Per poterne uscire uno dei modi migliori è mettere in scena nella seduta di psicoterapia un vero e proprio dialogo tra queste parti in conflitto e iniziare a dargli voce, dando retta anche a quella parte rimasta inascolata a volte da anni. Questo dialogo mette la persona in contatto con ciò di cui ha bisogno, fino a trovare un accordo e pattuire le condizioni per realizzare quello che si vuole con piacere, senza sentirsi in colpa. In tal modo la convinzione che si cambia è quella di liberarsi dall’idea di non aver assolto i propri doveri quando abbiamo deciso di fare finalmente qualcosa di diverso.
Insomma quando si tratta del nostro piacere è il caso di fare oggi quello che potremmo rimandare a domani.
Quello che noi chiediamo a noi stessi è davvero troppo rispetto a quello che possiamo: è come chiedere ad un mulo che può sostenere un carico massimo di dieci chili, di portarne uno da venti, trenta, quaranta. Qualcuno chiede anche cinquanta. Quanto chiedete di sopportare voi al vostro mulo?
Assecondare i doveri prima dei piaceri diventa un problema, anche perché, come abbiamo visto, non mette a tacere il senso di colpa.
Per questo è necessario chiedere aiuto, perché ognuno ha bisogno di trovare la propria strategia per smettere di ‘fare tutto come di deve’ e recuperare il piacere di farlo come si vuole.
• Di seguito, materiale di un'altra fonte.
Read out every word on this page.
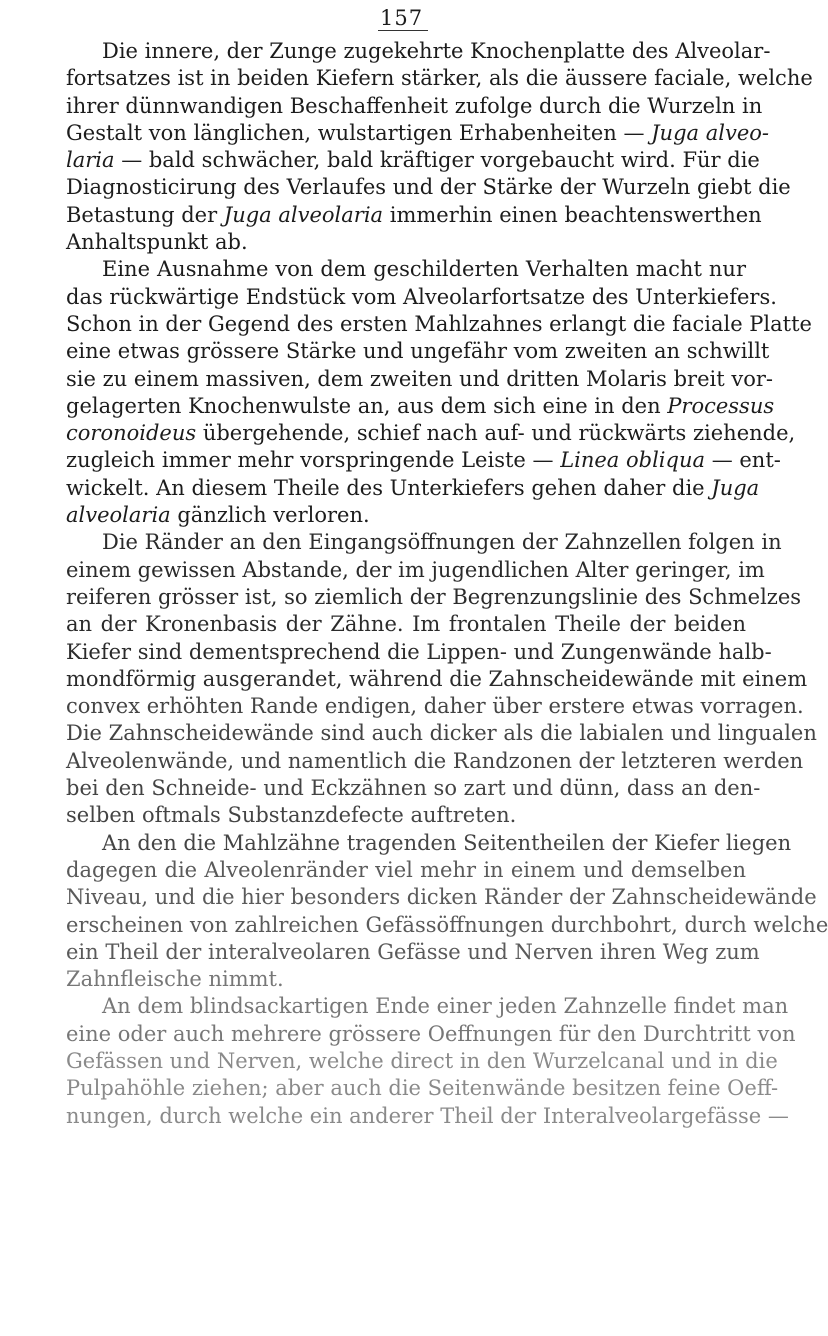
157
Die innere, der Zunge zugekehrte Knochenplatte des Alveolar-
fortsatzes ist in beiden Kiefern stärker, als die äussere faciale, welche
ihrer dünnwandigen Beschaffenheit zufolge durch die Wurzeln in
Gestalt von länglichen, wulstartigen Erhabenheiten — Juga alveo-
laria — bald schwächer, bald kräftiger vorgebaucht wird. Für die
Diagnosticirung des Verlaufes und der Stärke der Wurzeln giebt die
Betastung der Juga alveolaria immerhin einen beachtenswerthen
Anhaltspunkt ab.
Eine Ausnahme von dem geschilderten Verhalten macht nur
das rückwärtige Endstück vom Alveolarfortsatze des Unterkiefers.
Schon in der Gegend des ersten Mahlzahnes erlangt die faciale Platte
eine etwas grössere Stärke und ungefähr vom zweiten an schwillt
sie zu einem massiven, dem zweiten und dritten Molaris breit vor-
gelagerten Knochenwulste an, aus dem sich eine in den Processus
coronoideus übergehende, schief nach auf- und rückwärts ziehende,
zugleich immer mehr vorspringende Leiste — Linea obliqua — ent-
wickelt. An diesem Theile des Unterkiefers gehen daher die Juga
alveolaria gänzlich verloren.
Die Ränder an den Eingangsöffnungen der Zahnzellen folgen in
einem gewissen Abstande, der im jugendlichen Alter geringer, im
reiferen grösser ist, so ziemlich der Begrenzungslinie des Schmelzes
an der Kronenbasis der Zähne. Im frontalen Theile der beiden
Kiefer sind dementsprechend die Lippen- und Zungenwände halb-
mondförmig ausgerandet, während die Zahnscheidewände mit einem
convex erhöhten Rande endigen, daher über erstere etwas vorragen.
Die Zahnscheidewände sind auch dicker als die labialen und lingualen
Alveolenwände, und namentlich die Randzonen der letzteren werden
bei den Schneide- und Eckzähnen so zart und dünn, dass an den-
selben oftmals Substanzdefecte auftreten.
An den die Mahlzähne tragenden Seitentheilen der Kiefer liegen
dagegen die Alveolenränder viel mehr in einem und demselben
Niveau, und die hier besonders dicken Ränder der Zahnscheidewände
erscheinen von zahlreichen Gefässöffnungen durchbohrt, durch welche
ein Theil der interalveolaren Gefässe und Nerven ihren Weg zum
Zahnfleische nimmt.
An dem blindsackartigen Ende einer jeden Zahnzelle findet man
eine oder auch mehrere grössere Oeffnungen für den Durchtritt von
Gefässen und Nerven, welche direct in den Wurzelcanal und in die
Pulpahöhle ziehen; aber auch die Seitenwände besitzen feine Oeff-
nungen, durch welche ein anderer Theil der Interalveolargefässe —
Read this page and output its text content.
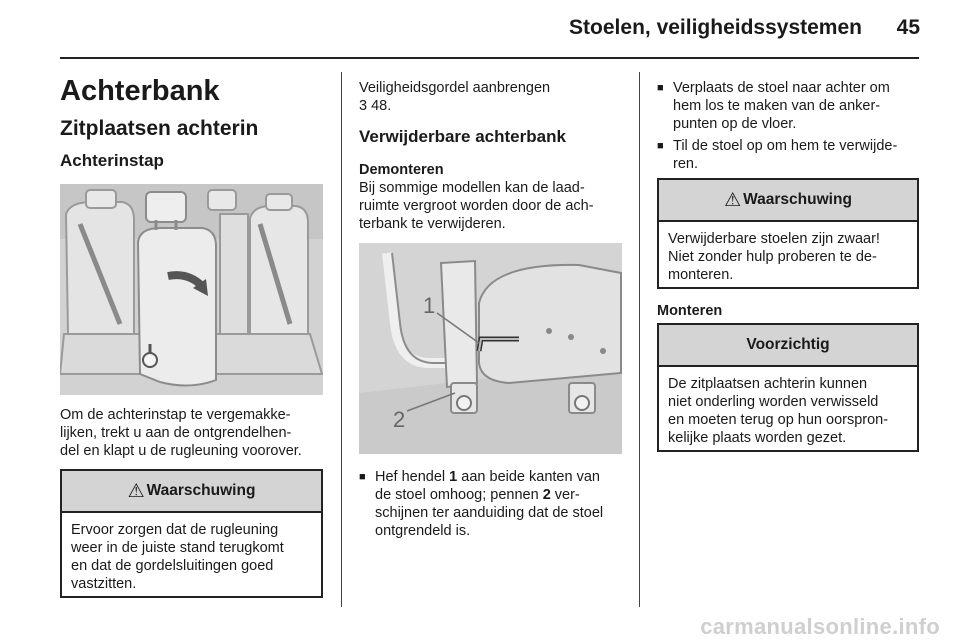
Stoelen, veiligheidssystemen 45
Achterbank
Zitplaatsen achterin
Achterinstap
Om de achterinstap te vergemakke-
lijken, trekt u aan de ontgrendelhen-
del en klapt u de rugleuning voorover.
⚠ Waarschuwing
Ervoor zorgen dat de rugleuning
weer in de juiste stand terugkomt
en dat de gordelsluitingen goed
vastzitten.
Veiligheidsgordel aanbrengen
3 48.
Verwijderbare achterbank
Demonteren
Bij sommige modellen kan de laad-
ruimte vergroot worden door de ach-
terbank te verwijderen.
1
2
■ Hef hendel 1 aan beide kanten van
de stoel omhoog; pennen 2 ver-
schijnen ter aanduiding dat de stoel
ontgrendeld is.
■ Verplaats de stoel naar achter om
hem los te maken van de anker-
punten op de vloer.
■ Til de stoel op om hem te verwijde-
ren.
⚠ Waarschuwing
Verwijderbare stoelen zijn zwaar!
Niet zonder hulp proberen te de-
monteren.
Monteren
Voorzichtig
De zitplaatsen achterin kunnen
niet onderling worden verwisseld
en moeten terug op hun oorspron-
kelijke plaats worden gezet.
carmanualsonline.info
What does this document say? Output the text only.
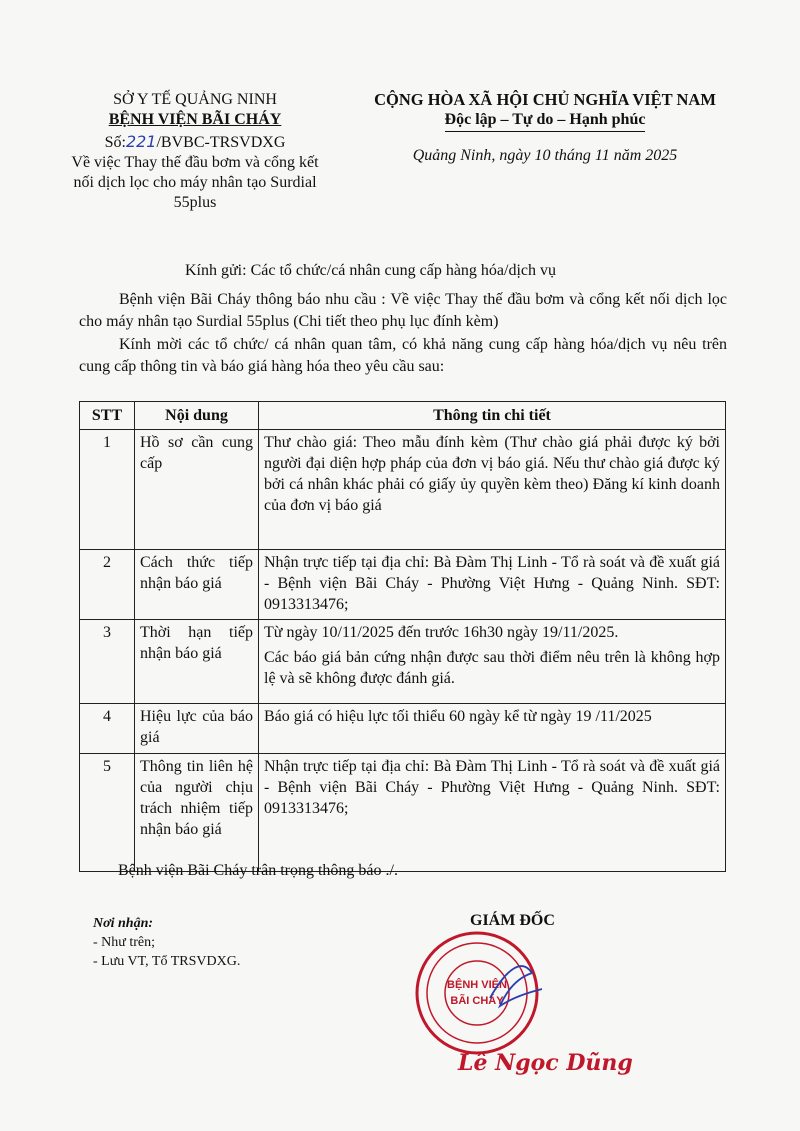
SỞ Y TẾ QUẢNG NINH
BỆNH VIỆN BÃI CHÁY
Số:221/BVBC-TRSVDXG
Về việc Thay thế đầu bơm và cổng kết nối dịch lọc cho máy nhân tạo Surdial 55plus
CỘNG HÒA XÃ HỘI CHỦ NGHĨA VIỆT NAM
Độc lập – Tự do – Hạnh phúc
Quảng Ninh, ngày 10 tháng 11 năm 2025
Kính gửi: Các tổ chức/cá nhân cung cấp hàng hóa/dịch vụ
Bệnh viện Bãi Cháy thông báo nhu cầu : Về việc Thay thế đầu bơm và cổng kết nối dịch lọc cho máy nhân tạo Surdial 55plus (Chi tiết theo phụ lục đính kèm)
Kính mời các tổ chức/ cá nhân quan tâm, có khả năng cung cấp hàng hóa/dịch vụ nêu trên cung cấp thông tin và báo giá hàng hóa theo yêu cầu sau:
STT	Nội dung	Thông tin chi tiết
1	Hồ sơ cần cung cấp	Thư chào giá: Theo mẫu đính kèm (Thư chào giá phải được ký bởi người đại diện hợp pháp của đơn vị báo giá. Nếu thư chào giá được ký bởi cá nhân khác phải có giấy ủy quyền kèm theo) Đăng kí kinh doanh của đơn vị báo giá
2	Cách thức tiếp nhận báo giá	Nhận trực tiếp tại địa chỉ: Bà Đàm Thị Linh - Tổ rà soát và đề xuất giá - Bệnh viện Bãi Cháy - Phường Việt Hưng - Quảng Ninh. SĐT: 0913313476;
3	Thời hạn tiếp nhận báo giá	Từ ngày 10/11/2025 đến trước 16h30 ngày 19/11/2025.
Các báo giá bản cứng nhận được sau thời điểm nêu trên là không hợp lệ và sẽ không được đánh giá.

4	Hiệu lực của báo giá	Báo giá có hiệu lực tối thiểu 60 ngày kể từ ngày 19 /11/2025
5	Thông tin liên hệ của người chịu trách nhiệm tiếp nhận báo giá	Nhận trực tiếp tại địa chỉ: Bà Đàm Thị Linh - Tổ rà soát và đề xuất giá - Bệnh viện Bãi Cháy - Phường Việt Hưng - Quảng Ninh. SĐT: 0913313476;
Bệnh viện Bãi Cháy trân trọng thông báo ./.
Nơi nhận:
- Như trên;
- Lưu VT, Tổ TRSVDXG.
GIÁM ĐỐC
BỆNH VIỆN
BÃI CHÁY
Lê Ngọc Dũng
La psicoterapia è il principale strumento per la ricerca del piacere
e se doveste avere l’impressione che l’energia da mettere in campo sia inferiore alle vostre risorse, pensate a tutte le volte in cui chiedete al vostro mulo di portare carichi da cento quando sapete benissimo che ne può portare solo dieci, ma fate finta di niente, e interrogatevi su quanta fatica vi costi.